We were the only tourists in Old Cairo that day.
On our right, we saw the Sabil of the son of Muhammad Ali Pasha. Here, water was carried from the Nile and stored in a cistern (Sabil) to provide water for the poor. We could not get in but continued up the awakening street. Narrow alleys branched off. These alleys used to hide the workshops or Khans of artisans: the leather workers, the silversmiths, the weavers. It reminded me of parts of the city of London where names of old streets, for example, Ironmongers Lane, still record their old purpose.
In Arab architecture, the outdoors is hot and hostile. Its buildings reflect the inner life of coolness, family and privacy. So we were not entirely surprised on being shown through a non-descript door to find ourselves in the previously concealed Al-Mu'ayyad Mosque. Glorious stained glass windows high above us filtered hostile sunlight into a shaded and cool space. I learned something, new about the Mirhab that is to be found in every mosque. I knew that one purpose was to indicate the direction of Mecca. However, its shell-like shape also reflects the voice of the imam leading the prayers back behind him to the prayerful.
We returned to the street to find that not everything was serious. A few young Cairenes were also visiting. They had hired period costumes to have their photographs taken. Over his jeans and T-shirt, the young man wore an elaborate black cloak and had enhanced his look with a false beard and a tarbouche. The two young women, already very attractive in modern dress and hijab, had put on the full niqab, albeit its black material festooned with bright embroidery and pailettes. One of them, entirely aware of the effect she was having, flashed kohled eyes through the narrow slit. While we wondered whether to take photographs,they invited us to join in. No doubt, we are now strangely adorning somebody's Facebook page in Cairo.
First floor windows jutted out over the street. The windows were covered with dark wooden fretwork. From here, the women would have looked out on a world that would never see them.
Another blank door, a few steps and we were in the bright, sunlit courtyard of the El Ashraf Brisbay Madrassa. Its cool cloister was marked out with columns. In its day, the courtyard would have been full of students in a swirl of robes, hurrying to the particular pillar, at which they knew to expect a particular professor to deliver the lecture they wanted.
A diversion to our right brought us to the Bayt al-Sihaymi,the house of a 17th century merchant. Rich merchants have not changed their habits much; this mansion was two houses knocked into one. We stood in the festival room, where the men had sat on divans to watch dancers. The women had their own rooms for entertainment. They would have watched female dancers performing Raqs Sharqi, the gentler and less exotic form of belly dance. We were in the house of a family that knew how to live well, what a treat it would have been to spend a day in the house's library when it was full of books.

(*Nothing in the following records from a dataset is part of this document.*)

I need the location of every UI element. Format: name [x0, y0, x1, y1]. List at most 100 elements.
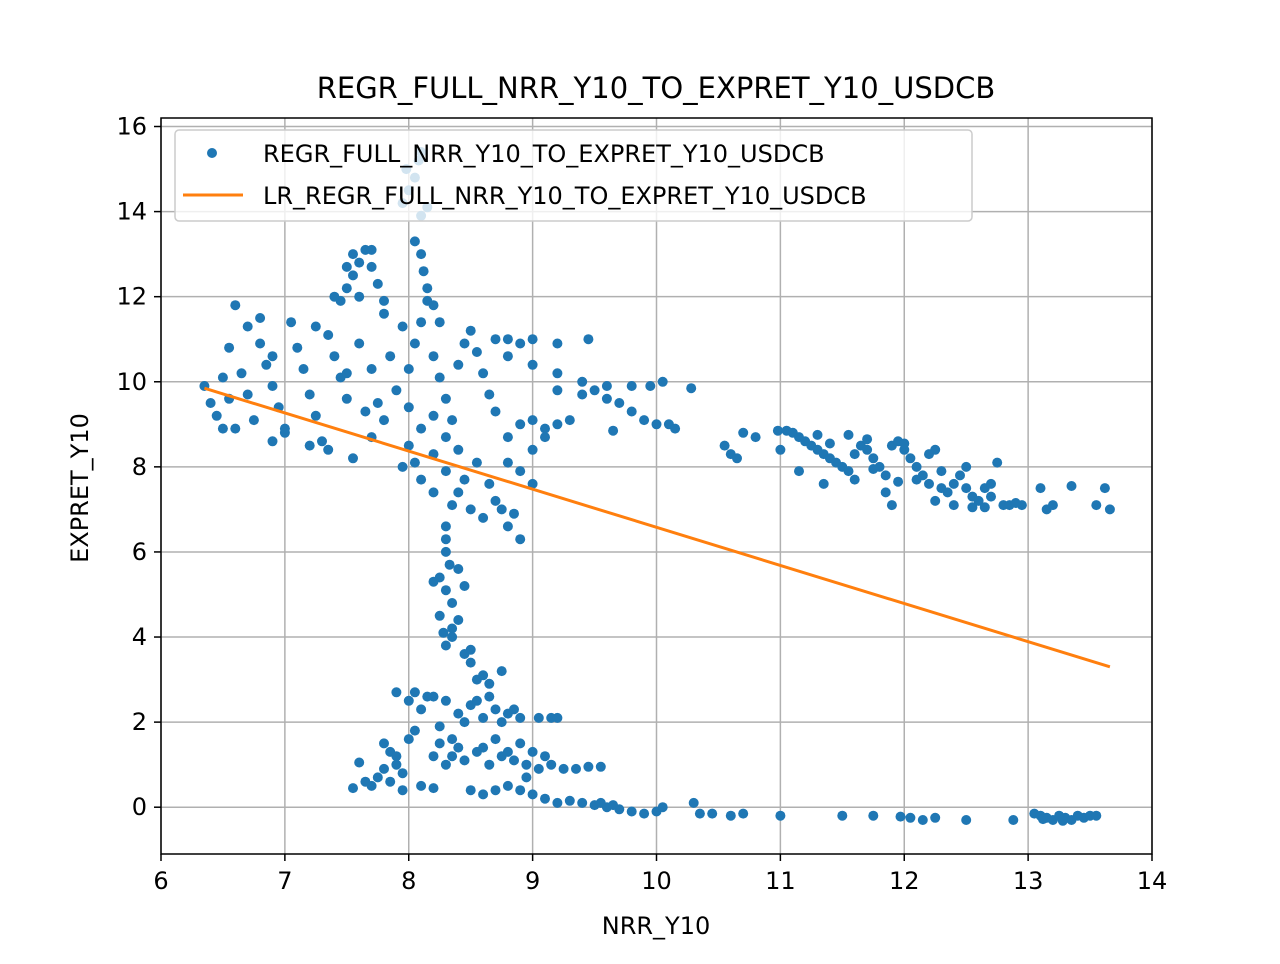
scatter-point — [502, 746, 513, 757]
y-tick-label: 6 — [132, 538, 147, 566]
scatter-point — [267, 351, 278, 362]
scatter-point — [453, 742, 464, 753]
scatter-point — [986, 478, 996, 489]
scatter-point — [837, 810, 848, 821]
scatter-point — [465, 504, 476, 515]
scatter-point — [397, 768, 408, 779]
scatter-point — [496, 717, 507, 728]
scatter-point — [348, 453, 358, 464]
scatter-point — [391, 751, 402, 762]
scatter-point — [521, 772, 532, 783]
scatter-point — [502, 780, 513, 791]
scatter-point — [843, 429, 854, 440]
scatter-point — [440, 534, 451, 545]
scatter-point — [329, 291, 340, 302]
scatter-point — [608, 425, 619, 436]
scatter-point — [261, 359, 272, 370]
scatter-point — [397, 321, 408, 332]
scatter-point — [484, 478, 495, 489]
scatter-point — [670, 423, 681, 434]
scatter-point — [459, 338, 470, 349]
scatter-point — [1008, 815, 1019, 825]
scatter-point — [527, 359, 538, 370]
scatter-point — [310, 410, 321, 421]
scatter-point — [967, 502, 978, 513]
scatter-point — [279, 423, 290, 434]
scatter-point — [521, 759, 532, 770]
scatter-point — [686, 383, 697, 394]
scatter-point — [657, 376, 668, 387]
scatter-point — [589, 385, 600, 396]
scatter-point — [639, 415, 650, 426]
x-tick-label: 14 — [1137, 867, 1168, 895]
y-tick-label: 14 — [116, 198, 147, 226]
scatter-point — [862, 444, 873, 455]
scatter-point — [440, 466, 451, 477]
scatter-point — [447, 598, 458, 608]
scatter-point — [515, 785, 526, 796]
scatter-point — [509, 704, 519, 715]
scatter-point — [484, 678, 495, 689]
scatter-point — [527, 789, 538, 800]
scatter-point — [416, 704, 427, 715]
scatter-point — [341, 261, 352, 272]
y-tick-label: 2 — [132, 708, 147, 736]
legend-label-line: LR_REGR_FULL_NRR_Y10_TO_EXPRET_Y10_USDCB — [263, 182, 867, 210]
scatter-point — [471, 347, 482, 357]
scatter-point — [440, 759, 451, 770]
scatter-point — [868, 464, 879, 474]
scatter-point — [496, 666, 507, 677]
scatter-point — [794, 466, 804, 477]
scatter-point — [440, 695, 451, 706]
scatter-point — [577, 797, 588, 808]
scatter-point — [540, 793, 550, 804]
scatter-point — [323, 444, 334, 455]
scatter-point — [886, 500, 897, 511]
scatter-point — [341, 393, 352, 404]
scatter-point — [428, 351, 439, 362]
legend-box — [174, 129, 973, 222]
scatter-point — [577, 376, 588, 387]
scatter-point — [595, 797, 606, 808]
scatter-point — [651, 419, 662, 430]
scatter-point — [255, 313, 266, 323]
y-tick-label: 0 — [132, 793, 147, 821]
scatter-point — [323, 330, 334, 340]
y-tick-label: 8 — [132, 453, 147, 481]
scatter-point — [379, 308, 389, 319]
scatter-point — [924, 478, 934, 489]
regression-line — [203, 386, 1111, 669]
scatter-point — [453, 487, 464, 498]
scatter-point — [453, 615, 464, 625]
scatter-point — [948, 478, 959, 489]
scatter-point — [267, 381, 278, 391]
scatter-point — [478, 712, 489, 723]
scatter-point — [849, 449, 860, 460]
scatter-point — [515, 419, 526, 430]
scatter-point — [217, 372, 228, 383]
scatter-point — [418, 266, 429, 277]
scatter-point — [428, 783, 439, 794]
scatter-point — [533, 763, 544, 774]
scatter-point — [434, 610, 445, 621]
scatter-point — [478, 742, 489, 753]
scatter-point — [843, 466, 854, 477]
scatter-point — [1010, 498, 1021, 508]
scatter-point — [354, 257, 365, 268]
scatter-point — [397, 785, 408, 796]
scatter-point — [447, 632, 458, 642]
scatter-point — [409, 687, 420, 698]
scatter-point — [416, 780, 427, 791]
scatter-point — [248, 415, 259, 426]
scatter-point — [564, 795, 575, 806]
scatter-point — [484, 759, 495, 770]
scatter-point — [267, 436, 278, 447]
scatter-point — [930, 812, 941, 823]
scatter-point — [552, 797, 563, 808]
scatter-point — [862, 434, 873, 445]
scatter-point — [930, 495, 941, 506]
scatter-point — [1038, 814, 1048, 825]
scatter-point — [509, 508, 519, 519]
scatter-point — [490, 406, 501, 417]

Our last call was Sultan Inal's Hammam. It no longer functions but we loved all the familiar elements of a hammam, the steam rooms, the marble slab and light
through coloured glass stars in domed ceilings.
We emerged from Al-Mu'ezz Li-Dîn Illâh, to give the street its proper name, at Bab Al-Nasr, the gate through which Egypt's victorious armies returned to the city. We turned right towards the Khan el-Khalili and finished our tour in the traditional coffee house, El Lord. We sat on divans among brilliant tapestries and carpets, drinking coffee and mint tea, we felt at home. On the wall were photographs of some of Egypt's former leaders with such as Colonel Gaddafi and Saddam Hussein; smiling faces of men who thought they would rule forever.
For a few hours, we had felt part of old Cairo. Egypt needs its tourists back. We met nothing but friendship and care for our safety. My message to travellers is, please return to this city and to Egypt.